I’d like to kick off a series of articles with an exploration of a key piece of storage technology, the open systems NAS array. Now, lots of people think that NAS is a new development, but this is not so. In my research, I’ve come to the conclusion that NAS predates SAN by a few years at least, and its history is linked to the development of open systems servers, too!
Let’s start with some basics. I’m assuming that NAS is defined as the sharing of files (rather than blocks) over a high-level protocol. NAS generally addresses offsets within files within folders, and we usually encounter it today in the form of CIFS or NFS servers, which operate over the familiar IP protocol and Ethernet networks.
This was not always the case, of course. The earliest file servers I could find were created at Stanford using Xerox Alto servers, and headless file servers were named and in place by 1979, according to Byte magazine. Certainly, development of the concept of a “server” and file server in particular was helped by the introduction of XNS around 1981, as it included RPC functionality.
Novell took this concept and ran with it, transforming XNS SPP into IPX/SPX and introducing NetWare in 1983. It’s safe to say that NetWare was the first file server software, at least in the open systems world.
But there was another heavy hitter in town – 3Com. These days, it’s easy to forget just how important this company was back then, but the networking and storage world would look very different without 3Com! It was founded to exploit Xerox PARC’s Ethernet protocol, and like Intel today spent much of its first decade pushing networked applications into the market.

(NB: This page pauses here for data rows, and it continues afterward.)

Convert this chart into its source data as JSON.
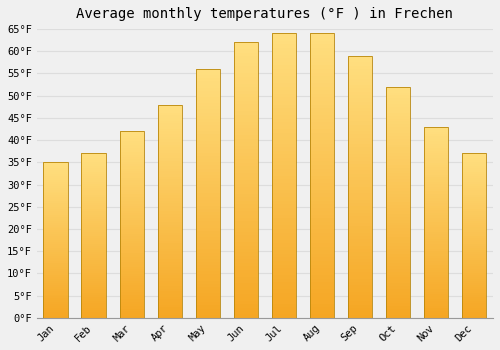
{
  "title": "Average monthly temperatures (°F ) in Frechen",
  "months": [
    "Jan",
    "Feb",
    "Mar",
    "Apr",
    "May",
    "Jun",
    "Jul",
    "Aug",
    "Sep",
    "Oct",
    "Nov",
    "Dec"
  ],
  "values": [
    35,
    37,
    42,
    48,
    56,
    62,
    64,
    64,
    59,
    52,
    43,
    37
  ],
  "ylim": [
    0,
    65
  ],
  "yticks": [
    0,
    5,
    10,
    15,
    20,
    25,
    30,
    35,
    40,
    45,
    50,
    55,
    60,
    65
  ],
  "ytick_labels": [
    "0°F",
    "5°F",
    "10°F",
    "15°F",
    "20°F",
    "25°F",
    "30°F",
    "35°F",
    "40°F",
    "45°F",
    "50°F",
    "55°F",
    "60°F",
    "65°F"
  ],
  "background_color": "#f0f0f0",
  "grid_color": "#dddddd",
  "title_fontsize": 10,
  "tick_fontsize": 7.5,
  "bar_color_bottom": "#F5A623",
  "bar_color_top": "#FFD966",
  "bar_edge_color": "#B8860B",
  "bar_width": 0.65
}
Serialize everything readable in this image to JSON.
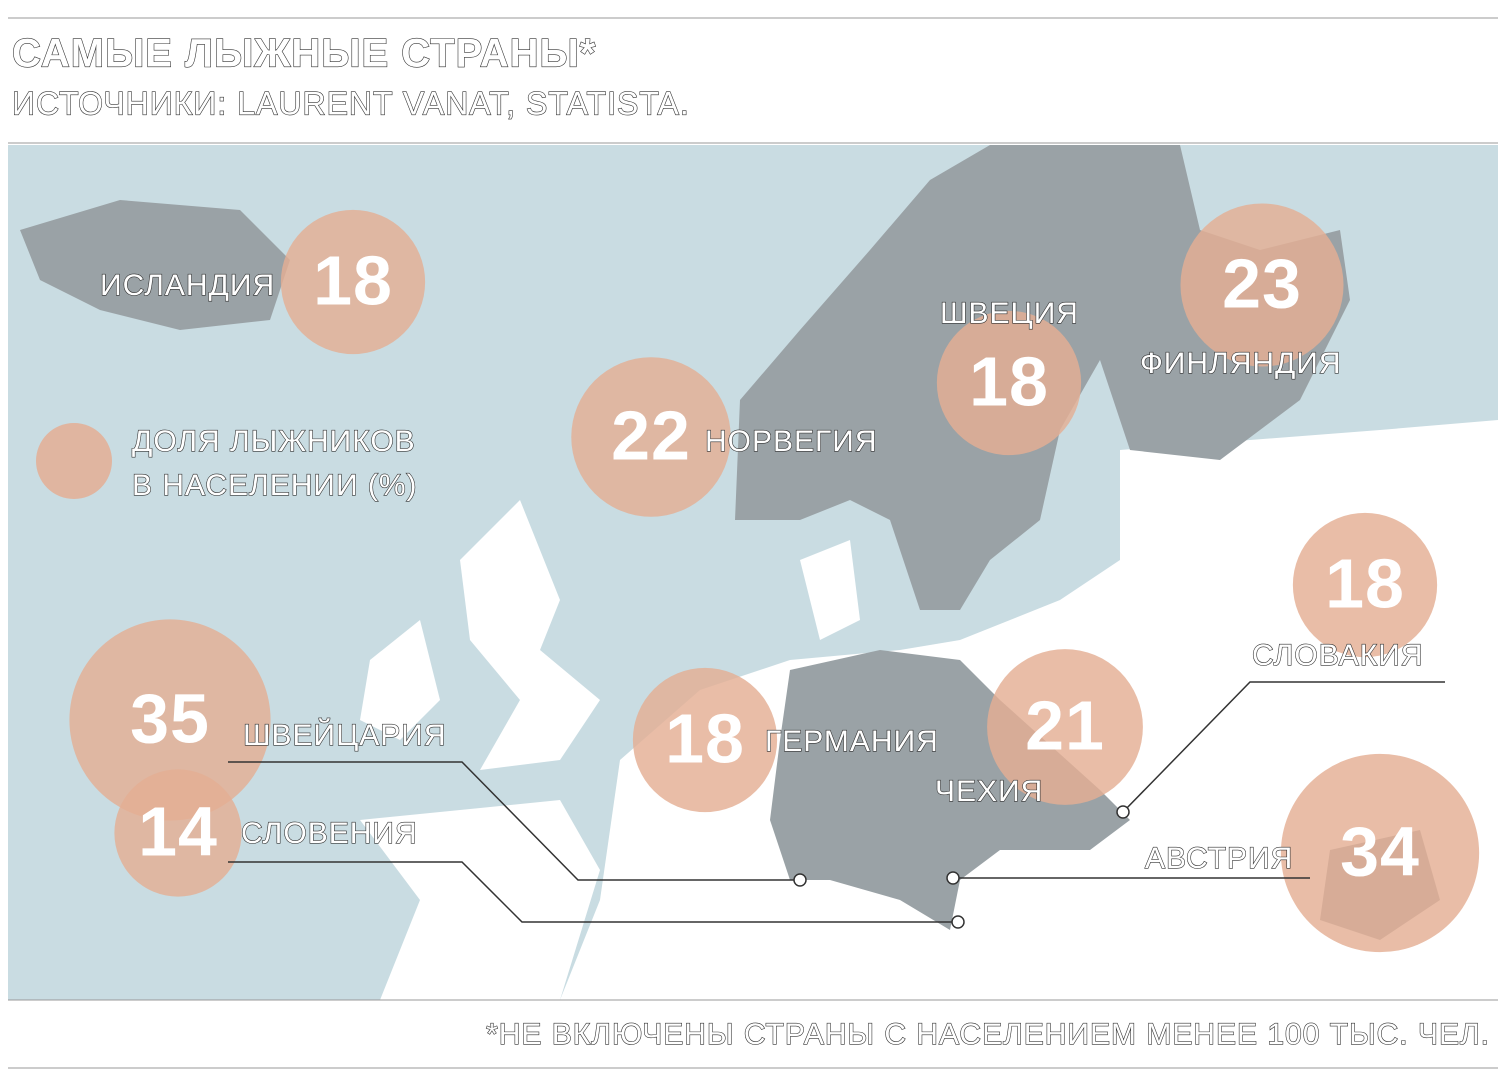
{
  "header": {
    "title": "САМЫЕ ЛЫЖНЫЕ СТРАНЫ*",
    "source": "ИСТОЧНИКИ: LAURENT VANAT, STATISTA."
  },
  "legend": {
    "label_lines": [
      "ДОЛЯ ЛЫЖНИКОВ",
      "В НАСЕЛЕНИИ (%)"
    ]
  },
  "countries": [
    {
      "name": "ИСЛАНДИЯ",
      "value": 18
    },
    {
      "name": "НОРВЕГИЯ",
      "value": 22
    },
    {
      "name": "ШВЕЦИЯ",
      "value": 18
    },
    {
      "name": "ФИНЛЯНДИЯ",
      "value": 23
    },
    {
      "name": "СЛОВАКИЯ",
      "value": 18
    },
    {
      "name": "ЧЕХИЯ",
      "value": 21
    },
    {
      "name": "ГЕРМАНИЯ",
      "value": 18
    },
    {
      "name": "ШВЕЙЦАРИЯ",
      "value": 35
    },
    {
      "name": "СЛОВЕНИЯ",
      "value": 14
    },
    {
      "name": "АВСТРИЯ",
      "value": 34
    }
  ],
  "footnote": "*НЕ ВКЛЮЧЕНЫ СТРАНЫ С НАСЕЛЕНИЕМ МЕНЕЕ 100 ТЫС. ЧЕЛ."
}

3Com developed a network server operating system of their own on top of DOS – 3+Share. Over two decades, this product would evolve into LAN Manager, SMB, and CIFS!
But 3Com released a hardware product, too, and this is critical to our exploration of the storage industry. The 3Server was based on the Intel x86 architecture and booted MS-DOS, but was not a PC. It had no provision for a “head” (keyboard and monitor), and was managed remotely over the network. It included seven disk drive slots from its 1985 introduction and included software to manage these disks and present storage over the network. Let’s see – headless dedicated server with disk slots running a proprietary file serving OS. Sound like a storage array to you? Me too!
Although it originally supported XNS over Ethernet and AppleTalk, Token Ring support was added quickly. The 3Server (like NetWare) also supported network applications, but it was its storage protocol that had the most impact. 3Com worked with IBM to develop a successor to 3+Share, which IBM called LAN Manager and 3Com called 3+Open. This was based on OS/2 and was handed over to Microsoft in early 1991 as 3Com refocused on network infrastructure.
So who knows of an earlier storage array in the open systems world? I’ll cover Auspex/NetApp, EMC, and the rest in future installments of Storage History.